First, you can iterate through the whole thing each time. (I'm going to use the Scala Iterator, but the Java Iterator is basically the same.)
class Terrible[A](t: Traversable[A]) extends Iterator[A] {
private var i = 0
def hasNext = i < t.size // This could be O(n)!
def next: A = {
val a = t.slice(i,i+1).head // Also could be O(n)!
i += 1
a
}
}
If you happen to have efficient indexed slicing, this will be okay. If not, each "next" will take time linear in the length of the iterator, for O(n^2) time just to traverse it. But this is also not necessarily lazy; if you insist that it must be you have to enforce O(n^2) in all cases and do
class Terrible[A](t: Traversable[A]) extends Iterator[A] {
private var i = 0
def hasNext: Boolean = {
var j = 0
t.foreach { a =>
j += 1
if (j>i) return true
}
false
}
def next: A = {
var j = 0
t.foreach{ a =>
j += 1
if (j>i) { i += 1; return a }
}
throw new NoSuchElementException("Terribly empty")
}
}
This is clearly a terrible idea for general code.

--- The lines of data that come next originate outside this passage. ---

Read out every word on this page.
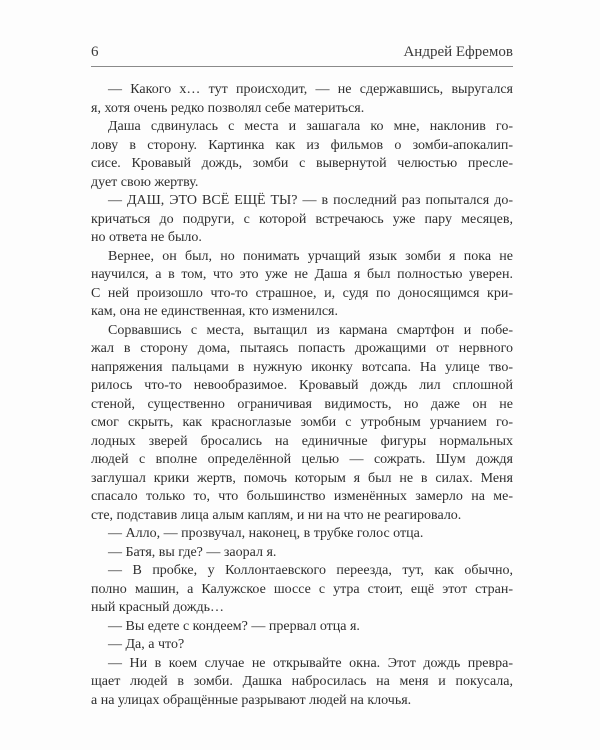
6	Андрей Ефремов
— Какого х… тут происходит, — не сдержавшись, выругался
я, хотя очень редко позволял себе материться.
Даша сдвинулась с места и зашагала ко мне, наклонив го-
лову в сторону. Картинка как из фильмов о зомби-апокалип-
сисе. Кровавый дождь, зомби с вывернутой челюстью пресле-
дует свою жертву.
— ДАШ, ЭТО ВСЁ ЕЩЁ ТЫ? — в последний раз попытался до-
кричаться до подруги, с которой встречаюсь уже пару месяцев,
но ответа не было.
Вернее, он был, но понимать урчащий язык зомби я пока не
научился, а в том, что это уже не Даша я был полностью уверен.
С ней произошло что-то страшное, и, судя по доносящимся кри-
кам, она не единственная, кто изменился.
Сорвавшись с места, вытащил из кармана смартфон и побе-
жал в сторону дома, пытаясь попасть дрожащими от нервного
напряжения пальцами в нужную иконку вотсапа. На улице тво-
рилось что-то невообразимое. Кровавый дождь лил сплошной
стеной, существенно ограничивая видимость, но даже он не
смог скрыть, как красноглазые зомби с утробным урчанием го-
лодных зверей бросались на единичные фигуры нормальных
людей с вполне определённой целью — сожрать. Шум дождя
заглушал крики жертв, помочь которым я был не в силах. Меня
спасало только то, что большинство изменённых замерло на ме-
сте, подставив лица алым каплям, и ни на что не реагировало.
— Алло, — прозвучал, наконец, в трубке голос отца.
— Батя, вы где? — заорал я.
— В пробке, у Коллонтаевского переезда, тут, как обычно,
полно машин, а Калужское шоссе с утра стоит, ещё этот стран-
ный красный дождь…
— Вы едете с кондеем? — прервал отца я.
— Да, а что?
— Ни в коем случае не открывайте окна. Этот дождь превра-
щает людей в зомби. Дашка набросилась на меня и покусала,
а на улицах обращённые разрывают людей на клочья.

The other way to go is to use a thread and block the traversal of foreach as it's going. That's right, you have to do inter-thread communication on every single element access! Let's see how that works--I'm going to use Java threads here since Scala is in the middle of a switch to Akka-style actors (though any of the old actors or the Akka actors or the Scalaz actors or the Lift actors or (etc.) will work)
class Horrible[A](t: Traversable[A]) extends Iterator[A] {
private val item = new java.util.concurrent.SynchronousQueue[Option[A]]()
private class Loader extends Thread {
override def run() { t.foreach{ a => item.put(Some(a)) }; item.put(None) }
}
private val loader = new Loader
loader.start
private var got: Option[A] = null
def hasNext: Boolean = {
if (got==null) { got = item.poll; hasNext }
else got.isDefined
}
def next = {
if (got==null) got = item.poll
val ans = got.get
got = null
ans
}
}
This avoids the O(n^2) disaster, but ties up a thread and has desperately slow element-by-element access. I get about two million accesses per second on my machine, as compared to >100M for a typical traversable. This is clearly a horrible idea for general code.
So there you have it. Traversable is not lazy in general, and there is no good way to make it lazy without compromising performance tremendously.
I've run into this problem before and as far as I can tell, no one's particularly interested in making it easier to get an Iterator when all you've defined is foreach.
But as you've noted, toStream is the problem, so you could just override that:
class Test extends Traversable[String] {
def foreach[U](f: (String) => U) {
f("1")
f("2")
f("3")
throw new RuntimeException("Not lazy!")
}
override def toStream: Stream[String] = {
"1" #::
"2" #::
"3" #::
Stream[String](throw new RuntimeException("Not lazy!"))
}
}
Another alternative would be to define an Iterable instead of a Traversable, and then you'd get the iterator method directly. Could you explain a bit more what your Traversable is doing in your real use case?